Полуденное римское солнце продолжало имитировать яркий свет, а во всём римском мире бесноваться август: новый властитель Рима щурился и иногда, словно козырьком, прикрывал ладонью глаза. Они сейчас слезились, как у умудрённого возрастом старца, утомлённого пройденным жизненным путём. Однако император был не дедом, а мужчиной хоть куда и в полном расцвете лет. Ну, в крайнем случае если это и была старость, то она оказалась изобильными процентами на щедрые вклады, сделанные в детстве и юности.
*****
На улицах шастало множество котов и кошек разных расцветок: и в одиночку, и по парам, и группами. Но, словно почувствовав значимость момента, они юркали сейчас в стороны или, вовремя не сообразив ускользнуть, напыженные и фырчащие жались к стенам римских домов.
«Сами по себе гуляют! зачем-то подумал Филипп, взглянув со своего седла, словно свысока, на размазывающиеся по стенам шёрстки и на разлетающиеся в проулки и закоулки хвосты. И домыслил: Все кошки и коты отчасти являются жидкостью и способны затечь куда угодно».
Внезапно из перпендикулярного переулка метнулось, испугавшись чего-то (явно не Араба со спутниками), чёрное мяукало: перебежало дорогу прямо перед жеребцом императора.
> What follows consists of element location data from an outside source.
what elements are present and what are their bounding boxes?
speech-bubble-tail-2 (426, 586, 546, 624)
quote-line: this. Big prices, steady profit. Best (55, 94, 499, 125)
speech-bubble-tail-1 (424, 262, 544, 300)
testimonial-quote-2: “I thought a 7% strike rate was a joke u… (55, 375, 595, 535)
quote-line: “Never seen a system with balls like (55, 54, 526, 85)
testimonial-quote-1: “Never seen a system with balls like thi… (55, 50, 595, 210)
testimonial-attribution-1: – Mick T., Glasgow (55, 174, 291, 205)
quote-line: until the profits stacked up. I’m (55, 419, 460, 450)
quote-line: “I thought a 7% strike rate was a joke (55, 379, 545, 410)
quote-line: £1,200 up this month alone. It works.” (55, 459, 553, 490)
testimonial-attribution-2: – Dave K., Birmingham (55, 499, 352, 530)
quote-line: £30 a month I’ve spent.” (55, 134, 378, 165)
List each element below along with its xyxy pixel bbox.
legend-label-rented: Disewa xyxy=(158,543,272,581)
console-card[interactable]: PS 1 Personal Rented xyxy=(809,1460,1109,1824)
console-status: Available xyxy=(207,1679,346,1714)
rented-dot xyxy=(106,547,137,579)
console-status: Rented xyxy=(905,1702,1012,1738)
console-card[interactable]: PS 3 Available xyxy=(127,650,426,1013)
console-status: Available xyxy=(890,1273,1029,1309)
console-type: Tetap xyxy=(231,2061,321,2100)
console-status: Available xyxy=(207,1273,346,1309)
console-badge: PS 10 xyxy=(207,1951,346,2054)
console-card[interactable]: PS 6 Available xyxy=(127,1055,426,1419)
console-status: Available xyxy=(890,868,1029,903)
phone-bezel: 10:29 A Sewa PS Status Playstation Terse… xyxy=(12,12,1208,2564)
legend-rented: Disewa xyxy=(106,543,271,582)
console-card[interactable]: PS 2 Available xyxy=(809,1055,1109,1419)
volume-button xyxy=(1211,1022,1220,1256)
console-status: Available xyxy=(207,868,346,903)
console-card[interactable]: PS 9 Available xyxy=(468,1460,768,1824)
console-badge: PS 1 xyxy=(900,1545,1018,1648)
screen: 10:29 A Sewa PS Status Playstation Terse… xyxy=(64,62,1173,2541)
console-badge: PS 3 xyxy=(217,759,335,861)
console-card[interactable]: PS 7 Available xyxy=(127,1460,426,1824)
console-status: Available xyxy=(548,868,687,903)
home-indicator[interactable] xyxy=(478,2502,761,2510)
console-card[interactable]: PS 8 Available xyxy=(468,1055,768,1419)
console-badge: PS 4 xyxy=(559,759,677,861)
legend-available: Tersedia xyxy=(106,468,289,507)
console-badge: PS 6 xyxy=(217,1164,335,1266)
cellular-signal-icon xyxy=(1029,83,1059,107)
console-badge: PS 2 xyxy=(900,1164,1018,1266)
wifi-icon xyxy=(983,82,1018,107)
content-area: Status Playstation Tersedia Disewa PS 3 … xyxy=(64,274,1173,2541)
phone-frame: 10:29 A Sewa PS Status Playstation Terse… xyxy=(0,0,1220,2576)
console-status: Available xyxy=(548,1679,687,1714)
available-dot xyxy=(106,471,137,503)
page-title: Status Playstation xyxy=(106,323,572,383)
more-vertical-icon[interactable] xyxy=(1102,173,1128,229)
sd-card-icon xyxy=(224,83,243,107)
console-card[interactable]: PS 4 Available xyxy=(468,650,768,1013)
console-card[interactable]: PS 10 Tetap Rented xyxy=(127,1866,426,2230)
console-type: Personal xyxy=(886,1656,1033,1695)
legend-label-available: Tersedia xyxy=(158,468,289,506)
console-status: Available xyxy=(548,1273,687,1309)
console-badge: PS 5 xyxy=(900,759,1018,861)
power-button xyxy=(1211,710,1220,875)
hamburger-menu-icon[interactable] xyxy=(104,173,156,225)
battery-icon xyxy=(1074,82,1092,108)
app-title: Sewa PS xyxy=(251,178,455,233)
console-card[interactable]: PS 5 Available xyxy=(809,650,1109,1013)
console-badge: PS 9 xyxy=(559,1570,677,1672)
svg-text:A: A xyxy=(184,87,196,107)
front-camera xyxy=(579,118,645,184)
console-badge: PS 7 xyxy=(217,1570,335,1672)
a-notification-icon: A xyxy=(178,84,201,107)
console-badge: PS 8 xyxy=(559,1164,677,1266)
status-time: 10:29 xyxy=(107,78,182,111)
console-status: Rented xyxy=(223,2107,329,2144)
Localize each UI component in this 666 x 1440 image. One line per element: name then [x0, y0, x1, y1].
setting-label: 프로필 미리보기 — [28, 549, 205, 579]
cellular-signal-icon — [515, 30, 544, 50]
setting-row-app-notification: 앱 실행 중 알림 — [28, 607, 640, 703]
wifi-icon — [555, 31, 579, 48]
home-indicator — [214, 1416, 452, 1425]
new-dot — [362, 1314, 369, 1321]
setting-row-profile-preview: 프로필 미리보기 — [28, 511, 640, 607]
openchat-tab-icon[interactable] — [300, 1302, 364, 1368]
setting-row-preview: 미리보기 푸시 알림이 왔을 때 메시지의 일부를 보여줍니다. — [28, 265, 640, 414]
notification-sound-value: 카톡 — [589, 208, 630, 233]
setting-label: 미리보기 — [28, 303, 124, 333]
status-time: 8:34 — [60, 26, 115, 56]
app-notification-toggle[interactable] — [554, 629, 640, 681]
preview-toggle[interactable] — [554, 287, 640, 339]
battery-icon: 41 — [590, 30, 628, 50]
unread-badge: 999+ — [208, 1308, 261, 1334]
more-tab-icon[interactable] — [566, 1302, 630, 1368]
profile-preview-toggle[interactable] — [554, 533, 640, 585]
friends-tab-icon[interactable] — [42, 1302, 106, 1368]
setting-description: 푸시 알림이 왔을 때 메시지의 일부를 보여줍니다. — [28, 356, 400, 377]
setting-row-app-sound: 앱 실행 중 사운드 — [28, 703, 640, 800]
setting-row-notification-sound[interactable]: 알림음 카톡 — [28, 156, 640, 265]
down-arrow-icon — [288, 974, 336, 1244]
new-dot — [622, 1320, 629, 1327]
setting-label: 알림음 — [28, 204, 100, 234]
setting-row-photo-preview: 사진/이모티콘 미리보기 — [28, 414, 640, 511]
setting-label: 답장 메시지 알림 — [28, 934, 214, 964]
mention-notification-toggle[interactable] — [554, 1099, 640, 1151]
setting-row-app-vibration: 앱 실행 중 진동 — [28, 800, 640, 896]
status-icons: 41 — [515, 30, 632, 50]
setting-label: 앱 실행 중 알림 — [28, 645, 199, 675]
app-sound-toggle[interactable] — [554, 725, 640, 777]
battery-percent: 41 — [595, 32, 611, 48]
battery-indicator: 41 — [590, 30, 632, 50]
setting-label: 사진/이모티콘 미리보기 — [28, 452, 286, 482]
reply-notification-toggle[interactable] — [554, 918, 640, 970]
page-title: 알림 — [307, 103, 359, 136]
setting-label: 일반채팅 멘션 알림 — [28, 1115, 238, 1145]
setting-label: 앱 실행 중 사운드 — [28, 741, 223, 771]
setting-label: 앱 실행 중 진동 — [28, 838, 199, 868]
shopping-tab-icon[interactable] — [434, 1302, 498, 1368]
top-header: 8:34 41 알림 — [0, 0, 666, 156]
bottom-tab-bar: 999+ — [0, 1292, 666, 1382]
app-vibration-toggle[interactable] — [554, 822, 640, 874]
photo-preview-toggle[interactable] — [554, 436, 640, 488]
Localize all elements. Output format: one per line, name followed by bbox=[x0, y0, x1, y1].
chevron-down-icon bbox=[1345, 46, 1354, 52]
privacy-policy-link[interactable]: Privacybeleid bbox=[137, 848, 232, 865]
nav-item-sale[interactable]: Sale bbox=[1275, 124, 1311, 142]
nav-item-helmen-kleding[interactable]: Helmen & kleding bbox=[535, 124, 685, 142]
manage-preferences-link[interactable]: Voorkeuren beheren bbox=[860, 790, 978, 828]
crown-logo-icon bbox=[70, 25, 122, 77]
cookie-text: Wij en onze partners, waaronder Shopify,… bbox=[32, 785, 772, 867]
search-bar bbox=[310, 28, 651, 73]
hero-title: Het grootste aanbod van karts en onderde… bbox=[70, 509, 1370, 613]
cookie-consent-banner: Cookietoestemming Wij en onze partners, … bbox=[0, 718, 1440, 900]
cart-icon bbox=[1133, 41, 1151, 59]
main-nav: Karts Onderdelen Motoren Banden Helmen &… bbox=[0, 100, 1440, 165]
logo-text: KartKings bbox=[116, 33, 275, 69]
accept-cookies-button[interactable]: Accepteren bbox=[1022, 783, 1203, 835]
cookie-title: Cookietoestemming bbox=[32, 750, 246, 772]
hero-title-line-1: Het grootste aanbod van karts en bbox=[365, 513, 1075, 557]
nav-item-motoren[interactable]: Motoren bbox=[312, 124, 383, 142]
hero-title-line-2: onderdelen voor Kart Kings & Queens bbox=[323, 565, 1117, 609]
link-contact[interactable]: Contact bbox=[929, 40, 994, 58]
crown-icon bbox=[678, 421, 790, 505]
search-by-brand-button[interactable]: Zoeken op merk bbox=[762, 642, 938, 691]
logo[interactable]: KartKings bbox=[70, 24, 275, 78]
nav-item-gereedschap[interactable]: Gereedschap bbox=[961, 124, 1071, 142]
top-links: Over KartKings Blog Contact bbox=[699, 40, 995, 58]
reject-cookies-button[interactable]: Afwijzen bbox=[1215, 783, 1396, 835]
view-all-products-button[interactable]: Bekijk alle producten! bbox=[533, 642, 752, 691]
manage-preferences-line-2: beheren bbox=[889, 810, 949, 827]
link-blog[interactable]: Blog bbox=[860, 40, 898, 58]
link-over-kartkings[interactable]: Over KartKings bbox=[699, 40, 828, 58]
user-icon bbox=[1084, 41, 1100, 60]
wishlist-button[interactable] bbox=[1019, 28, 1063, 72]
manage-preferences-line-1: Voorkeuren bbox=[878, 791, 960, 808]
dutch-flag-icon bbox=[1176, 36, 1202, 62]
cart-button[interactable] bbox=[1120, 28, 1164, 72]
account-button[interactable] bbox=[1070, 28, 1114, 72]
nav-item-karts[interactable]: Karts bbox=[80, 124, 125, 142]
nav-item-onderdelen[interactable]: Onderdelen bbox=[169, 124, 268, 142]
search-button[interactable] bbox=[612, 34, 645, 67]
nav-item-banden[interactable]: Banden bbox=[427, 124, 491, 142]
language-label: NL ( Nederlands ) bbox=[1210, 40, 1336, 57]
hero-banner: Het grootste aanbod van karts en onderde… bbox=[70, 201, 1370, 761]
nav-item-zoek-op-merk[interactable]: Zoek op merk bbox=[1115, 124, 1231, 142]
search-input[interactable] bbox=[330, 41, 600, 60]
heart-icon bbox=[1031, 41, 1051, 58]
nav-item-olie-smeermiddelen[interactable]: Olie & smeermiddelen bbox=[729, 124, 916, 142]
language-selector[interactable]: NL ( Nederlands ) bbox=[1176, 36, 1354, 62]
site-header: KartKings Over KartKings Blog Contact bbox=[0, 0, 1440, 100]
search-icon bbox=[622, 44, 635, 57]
Конь не обратил на мелкое животное никакого внимания, продолжив свой путь в прежнем ритме, а Филипп, не успевший затормозить и остановить жеребца, занервничал, готовый искостерить котяру такими словами, которые не найдёшь ни в одном римском словаре классической латыни.
Не страшитесь, мой государь! подсуетился успокоить своего повелителя один из оказавшихся рядом императорских наушников. У нас, римлян, нет такой суеверной приметы!
Какой «такой»?
Как у варваров!
Ааа, ну, варвары всякое могут себе удумать пробурчал Филипп, но тут же вернулся к мысли о мяукалах, особенно чёрных, подобных безлунным ночам. И чего этим мохнатым тварям дома не сидится?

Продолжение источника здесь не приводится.